I made immediate and repeated efforts to save Mary Jo by diving into strong and murky current, but succeeded only in increasing my state of utter exhaustion and alarm. My conduct and conversations during the next several hours, to the extent that I can remember them, make no sense to me at all.

...Instead of looking directly for a telephone after lying exhausted in the grass for an undetermined time, I walked back to the cottage where the party was being held and requested the help of two friends, my cousin, Joseph Gargan and Phil Markham, and directed them to return immediately to the scene with me -- this was sometime after midnight -- in order to undertake a new effort to dive down and locate Miss Kopechne. Their strenuous efforts, undertaken at some risk to their own lives also proved futile.

All kinds of scrambled thoughts -- all of them confused, some of them irrational, many of them which I cannot recall, and some of which I would not have seriously entertained under normal circumstances -- went through my mind during this period. They were reflected in the various inexplicable, inconsistent, and inconclusive things I said and did, including such questions as whether the girl might still be alive somewhere out of that immediate area, whether some awful curse did actually hang over all the Kennedys, whether there was some justifiable reason for me to doubt what has happened and to delay my report, whether somehow the awful weight of this incredible incident might, in some way, pass from my shoulders. I was overcome, I'm frank to say, by a jumble of emotions, grief, fear, doubt, exhaustion, panic, confusion and shock.

Instructing Gargan and Markham not to alarm Mary Jo's friends that night, I had them take me to the ferry crossing. The ferry having shut down for the night, I suddenly jumped into the water and impulsively swam across, nearly drowning once again in the effort, and returned to my hotel about 2 A.M. and collapsed in my room.

I remember going out at one point and saying something to the room clerk.

In the morning, with my mind somewhat more lucid, I made an effort to call a family legal advisor, Burke Marshall, from a public telephone on the Chappaquiddick side of the ferry and belatedly reported the accident to the Martha's Vineyard police.

What a load!

It's amazing to me that the people of Massachusetts bought any of that. Absolutely amazing.
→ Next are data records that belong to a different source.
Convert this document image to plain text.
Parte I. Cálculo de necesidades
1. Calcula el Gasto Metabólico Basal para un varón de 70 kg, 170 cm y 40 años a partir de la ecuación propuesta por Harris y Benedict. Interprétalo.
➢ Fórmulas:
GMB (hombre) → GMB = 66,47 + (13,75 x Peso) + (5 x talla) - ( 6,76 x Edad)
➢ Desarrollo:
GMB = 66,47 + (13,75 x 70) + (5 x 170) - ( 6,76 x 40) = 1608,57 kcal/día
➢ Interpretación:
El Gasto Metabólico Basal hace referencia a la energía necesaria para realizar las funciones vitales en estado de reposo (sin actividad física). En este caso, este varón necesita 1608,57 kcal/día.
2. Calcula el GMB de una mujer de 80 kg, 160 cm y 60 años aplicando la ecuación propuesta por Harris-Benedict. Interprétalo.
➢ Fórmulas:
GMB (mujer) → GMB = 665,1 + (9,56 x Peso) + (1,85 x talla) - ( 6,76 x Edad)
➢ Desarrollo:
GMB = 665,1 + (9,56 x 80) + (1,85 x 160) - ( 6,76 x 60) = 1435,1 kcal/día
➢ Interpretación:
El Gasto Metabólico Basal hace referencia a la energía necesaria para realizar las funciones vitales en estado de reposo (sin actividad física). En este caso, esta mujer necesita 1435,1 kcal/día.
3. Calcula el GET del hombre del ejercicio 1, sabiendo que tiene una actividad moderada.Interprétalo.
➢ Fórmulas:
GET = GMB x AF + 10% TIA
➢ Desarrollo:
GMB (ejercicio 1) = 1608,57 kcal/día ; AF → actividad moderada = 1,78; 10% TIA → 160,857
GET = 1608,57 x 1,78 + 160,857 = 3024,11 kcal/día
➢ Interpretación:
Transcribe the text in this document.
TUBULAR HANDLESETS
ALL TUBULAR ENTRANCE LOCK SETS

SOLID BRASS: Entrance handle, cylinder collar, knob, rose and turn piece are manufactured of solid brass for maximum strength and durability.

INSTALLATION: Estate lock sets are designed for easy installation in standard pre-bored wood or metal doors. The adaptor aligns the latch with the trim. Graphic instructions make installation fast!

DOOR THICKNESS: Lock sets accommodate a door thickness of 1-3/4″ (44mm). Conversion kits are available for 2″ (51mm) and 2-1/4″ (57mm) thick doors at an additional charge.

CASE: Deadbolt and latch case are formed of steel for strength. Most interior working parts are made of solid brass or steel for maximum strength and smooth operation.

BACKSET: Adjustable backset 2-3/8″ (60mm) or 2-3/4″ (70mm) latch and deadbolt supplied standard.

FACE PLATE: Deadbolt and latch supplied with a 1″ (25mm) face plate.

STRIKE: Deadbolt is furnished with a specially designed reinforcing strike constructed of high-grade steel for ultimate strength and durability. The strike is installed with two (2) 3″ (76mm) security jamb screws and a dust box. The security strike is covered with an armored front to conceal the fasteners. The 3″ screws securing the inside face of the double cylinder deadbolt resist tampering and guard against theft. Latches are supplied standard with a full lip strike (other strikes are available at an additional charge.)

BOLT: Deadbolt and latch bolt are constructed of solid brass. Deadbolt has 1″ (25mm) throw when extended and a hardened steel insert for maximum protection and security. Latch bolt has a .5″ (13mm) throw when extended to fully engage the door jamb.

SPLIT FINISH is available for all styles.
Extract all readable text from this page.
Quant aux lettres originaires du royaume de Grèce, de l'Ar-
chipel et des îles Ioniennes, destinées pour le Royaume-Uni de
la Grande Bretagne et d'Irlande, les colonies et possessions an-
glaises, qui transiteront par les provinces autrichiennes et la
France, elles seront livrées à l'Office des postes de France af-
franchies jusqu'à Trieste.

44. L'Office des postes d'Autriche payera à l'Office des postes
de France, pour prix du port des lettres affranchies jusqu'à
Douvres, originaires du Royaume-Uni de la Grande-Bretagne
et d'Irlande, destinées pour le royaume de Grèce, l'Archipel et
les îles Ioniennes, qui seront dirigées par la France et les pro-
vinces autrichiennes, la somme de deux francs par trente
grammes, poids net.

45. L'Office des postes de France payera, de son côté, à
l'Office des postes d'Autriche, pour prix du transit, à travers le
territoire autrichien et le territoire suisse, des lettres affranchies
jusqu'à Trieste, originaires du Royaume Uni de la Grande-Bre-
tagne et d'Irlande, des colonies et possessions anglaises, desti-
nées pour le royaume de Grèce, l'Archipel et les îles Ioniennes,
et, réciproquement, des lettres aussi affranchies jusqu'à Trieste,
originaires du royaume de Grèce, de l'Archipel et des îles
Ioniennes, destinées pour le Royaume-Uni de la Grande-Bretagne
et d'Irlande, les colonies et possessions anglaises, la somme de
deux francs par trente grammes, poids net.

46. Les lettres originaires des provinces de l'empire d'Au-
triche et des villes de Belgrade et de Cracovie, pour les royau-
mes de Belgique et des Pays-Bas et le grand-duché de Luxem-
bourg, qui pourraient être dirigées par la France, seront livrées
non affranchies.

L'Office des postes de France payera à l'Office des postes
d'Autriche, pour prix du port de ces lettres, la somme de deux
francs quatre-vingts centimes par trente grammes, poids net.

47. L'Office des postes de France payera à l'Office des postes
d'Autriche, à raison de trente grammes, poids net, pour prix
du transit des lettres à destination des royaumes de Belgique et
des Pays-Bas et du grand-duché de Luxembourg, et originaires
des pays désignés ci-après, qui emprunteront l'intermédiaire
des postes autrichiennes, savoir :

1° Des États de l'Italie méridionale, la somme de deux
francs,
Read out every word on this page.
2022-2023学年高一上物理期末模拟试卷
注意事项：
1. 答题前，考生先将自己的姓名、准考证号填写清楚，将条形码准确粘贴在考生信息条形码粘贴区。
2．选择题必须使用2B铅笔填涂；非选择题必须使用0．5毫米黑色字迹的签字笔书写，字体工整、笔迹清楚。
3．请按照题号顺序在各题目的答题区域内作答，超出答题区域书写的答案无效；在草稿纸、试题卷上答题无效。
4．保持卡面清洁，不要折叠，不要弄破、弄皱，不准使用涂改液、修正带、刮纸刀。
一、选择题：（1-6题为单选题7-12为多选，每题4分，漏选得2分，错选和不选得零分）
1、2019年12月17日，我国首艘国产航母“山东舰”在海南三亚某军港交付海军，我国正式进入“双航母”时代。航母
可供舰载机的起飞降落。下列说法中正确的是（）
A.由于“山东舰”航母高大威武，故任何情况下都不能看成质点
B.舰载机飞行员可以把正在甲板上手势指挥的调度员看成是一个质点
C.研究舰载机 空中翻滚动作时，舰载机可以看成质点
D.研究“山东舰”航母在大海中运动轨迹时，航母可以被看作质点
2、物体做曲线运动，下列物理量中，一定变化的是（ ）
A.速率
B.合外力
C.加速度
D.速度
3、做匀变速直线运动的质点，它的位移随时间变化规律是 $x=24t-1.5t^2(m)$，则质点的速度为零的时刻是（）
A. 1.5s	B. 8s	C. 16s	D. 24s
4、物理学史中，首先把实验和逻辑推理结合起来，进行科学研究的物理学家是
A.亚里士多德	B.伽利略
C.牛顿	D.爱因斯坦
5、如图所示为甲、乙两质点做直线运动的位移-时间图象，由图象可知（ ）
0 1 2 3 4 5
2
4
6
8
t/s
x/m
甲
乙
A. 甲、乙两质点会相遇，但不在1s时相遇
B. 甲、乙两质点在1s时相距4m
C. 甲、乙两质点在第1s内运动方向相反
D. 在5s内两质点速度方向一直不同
If anything, the autobiography will give Kennedy an opportunity to rewrite his history, to put his spin on things from an old man's perspective, to give an authoritative final telling of the events of his life.

You can bet Kennedy won't be giving his story the Kitty Kelley treatment.

I guess one person's candor is another person's fiction.

Jamie Raab, publisher of Grand Central Publishing, declined to comment specifically on the size of the advance. But, Ms. Raab said: “One always feels a bit nervous when you spend a great deal of money. But I don’t feel as nervous as I would with other books at these figures because it touches on so many audiences, and I think we can get them all.”

Let's see...

Kennedy's story will appeal to ALL audiences.

There are the rich and pampered.

There are the dreamers of being rich and pampered.

There are the libs.

There are the Kennedy-philes.

There are the alcoholics.

There are the womanizers.

There are the liars.

There are the blowhards.

There are the pro-death proponents of abortion and other forms of murder.

There are the welfare state beneficiaries.

There are the socialists.

And there are the chronically irresponsible.

While the potential audiences for Kennedy's book are too numerous to mention, Raab is wrong when she predicts it's possible to "can get them all."

There are people in the country who wouldn't waste their time or money on Kennedy's version of the truth.

I think it's legitimate for him to write his memoirs, but I can't ignore how unseemly it is to exploit the death of Mary Jo Kopechne to grab $8 million up front for selling his story.

...Stephanie Cutter, an adviser to Mr. Kennedy, said the senator would donate a “significant proportion of the proceeds” to charity.

Define "significant."

2 comments:

The Badgerland Conservative said...

Mary Jo Kopechne was unavailable for comment.

Mary said...

Had she lived, she probably would have had an $8 million story to tell.